令和4年度の診療報酬改定では、特定機能病院における管理栄養士の病棟配置加算が追加された。栄養部として独立し3年が経過し、一部局と組織改編するも、これまで通りの事務部給食業務は残り、栄養管理および栄養指導業務との両立に苦慮している。

しかしながら管理栄養士の必要性が認められ、病棟および外来のあらゆるチーム医療に参画することが増えていることは喜ばしく感じている。

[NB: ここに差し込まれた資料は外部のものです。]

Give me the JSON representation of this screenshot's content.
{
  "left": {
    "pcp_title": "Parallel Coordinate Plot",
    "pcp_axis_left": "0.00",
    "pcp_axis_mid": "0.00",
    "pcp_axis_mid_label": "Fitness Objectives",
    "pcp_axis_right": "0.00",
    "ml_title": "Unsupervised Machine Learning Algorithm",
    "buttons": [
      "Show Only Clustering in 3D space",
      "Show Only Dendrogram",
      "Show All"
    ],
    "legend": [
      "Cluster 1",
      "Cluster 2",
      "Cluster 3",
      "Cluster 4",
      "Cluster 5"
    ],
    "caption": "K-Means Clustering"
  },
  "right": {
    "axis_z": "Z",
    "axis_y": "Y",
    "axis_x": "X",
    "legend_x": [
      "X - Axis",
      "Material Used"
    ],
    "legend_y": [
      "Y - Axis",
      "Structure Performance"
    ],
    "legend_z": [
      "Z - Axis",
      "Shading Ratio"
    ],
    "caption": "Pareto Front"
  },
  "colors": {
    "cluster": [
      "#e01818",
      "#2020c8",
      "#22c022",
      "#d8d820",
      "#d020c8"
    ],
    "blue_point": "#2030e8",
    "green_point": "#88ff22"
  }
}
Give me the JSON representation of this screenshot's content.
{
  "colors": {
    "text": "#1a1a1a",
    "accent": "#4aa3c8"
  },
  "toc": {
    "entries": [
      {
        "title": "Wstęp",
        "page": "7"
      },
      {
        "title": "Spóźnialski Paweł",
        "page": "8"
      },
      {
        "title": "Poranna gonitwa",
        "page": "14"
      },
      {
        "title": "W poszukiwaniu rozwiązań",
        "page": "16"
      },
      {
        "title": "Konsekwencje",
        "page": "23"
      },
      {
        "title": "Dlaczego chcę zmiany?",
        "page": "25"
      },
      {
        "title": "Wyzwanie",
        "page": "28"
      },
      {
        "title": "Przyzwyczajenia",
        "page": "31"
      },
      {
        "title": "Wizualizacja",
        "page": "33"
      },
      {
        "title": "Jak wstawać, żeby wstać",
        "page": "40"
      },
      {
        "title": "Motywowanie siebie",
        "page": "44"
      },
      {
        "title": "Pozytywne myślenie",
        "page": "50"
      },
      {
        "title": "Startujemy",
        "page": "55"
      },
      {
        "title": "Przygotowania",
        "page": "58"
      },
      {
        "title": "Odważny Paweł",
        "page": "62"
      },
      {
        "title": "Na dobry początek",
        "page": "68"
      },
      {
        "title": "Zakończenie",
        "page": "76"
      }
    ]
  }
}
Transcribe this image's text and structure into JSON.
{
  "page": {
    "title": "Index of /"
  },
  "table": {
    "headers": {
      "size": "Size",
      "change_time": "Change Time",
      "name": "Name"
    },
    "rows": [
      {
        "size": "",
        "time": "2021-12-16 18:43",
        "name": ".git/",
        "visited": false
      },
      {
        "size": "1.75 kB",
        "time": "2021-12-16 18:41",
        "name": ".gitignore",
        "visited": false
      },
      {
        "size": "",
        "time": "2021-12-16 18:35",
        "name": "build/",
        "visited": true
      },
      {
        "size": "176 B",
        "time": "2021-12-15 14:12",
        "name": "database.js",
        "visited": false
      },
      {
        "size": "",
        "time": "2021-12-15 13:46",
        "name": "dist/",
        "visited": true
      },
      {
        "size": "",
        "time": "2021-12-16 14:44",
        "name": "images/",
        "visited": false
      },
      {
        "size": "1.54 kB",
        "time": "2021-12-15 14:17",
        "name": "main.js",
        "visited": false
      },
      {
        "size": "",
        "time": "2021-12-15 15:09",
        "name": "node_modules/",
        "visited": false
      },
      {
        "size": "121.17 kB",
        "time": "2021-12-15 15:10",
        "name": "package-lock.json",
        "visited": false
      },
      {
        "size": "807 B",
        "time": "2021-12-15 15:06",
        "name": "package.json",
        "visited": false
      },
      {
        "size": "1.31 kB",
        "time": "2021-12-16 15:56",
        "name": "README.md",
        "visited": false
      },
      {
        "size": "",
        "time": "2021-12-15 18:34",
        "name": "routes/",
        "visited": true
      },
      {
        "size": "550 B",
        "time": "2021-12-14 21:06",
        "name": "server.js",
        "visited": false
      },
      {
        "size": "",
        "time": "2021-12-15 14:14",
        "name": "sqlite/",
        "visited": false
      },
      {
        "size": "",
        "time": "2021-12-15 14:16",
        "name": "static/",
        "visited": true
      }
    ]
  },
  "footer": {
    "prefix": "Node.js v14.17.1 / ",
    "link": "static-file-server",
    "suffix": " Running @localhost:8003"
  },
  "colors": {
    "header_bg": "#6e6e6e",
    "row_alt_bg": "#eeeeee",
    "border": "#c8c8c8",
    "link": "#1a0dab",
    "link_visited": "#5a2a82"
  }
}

今後はこれらの声に応えるべく、栄養部管理栄養士の医療職としてのスキルアップが必要と感じている。また臨床における管理栄養士の専門性は、がん、糖尿病、腎臓病、スポーツ医療、周術期、肥満、食物アレルギーなど益々細分化されてきている。本院の管理栄養士の専門資格取得状況は、栄養管理サポートチームに係る資格がほとんどであり、その他の資格を取得しているものは少ない。このことから栄養部内での定期的な勉強会も実施、自らの専門性を高める支援を行っている。また病棟配置には、給食労務管理業務の完全な委託化が必要である。このためには給食業務委託業者との良好な関係を築く必要がある。鳥取県下で最も多い病床数を有し、提供食数の多い本院の給食が県下の産業に寄与することは明らかである。今後、病院給食による産学連携による地域産業活性化、地域医療の充実を図れればと思う。結果的により良い給食の提供は、患者の喫食率の向上となり病棟で栄養管理業務を行う管理栄養士の助けになると信じている。そのためには一方向での業務委託契約ではなく、鳥取県下の多角的な産業との連携を導入する新たな給食業務委託契約の在り方を検討しなければならないと考えている。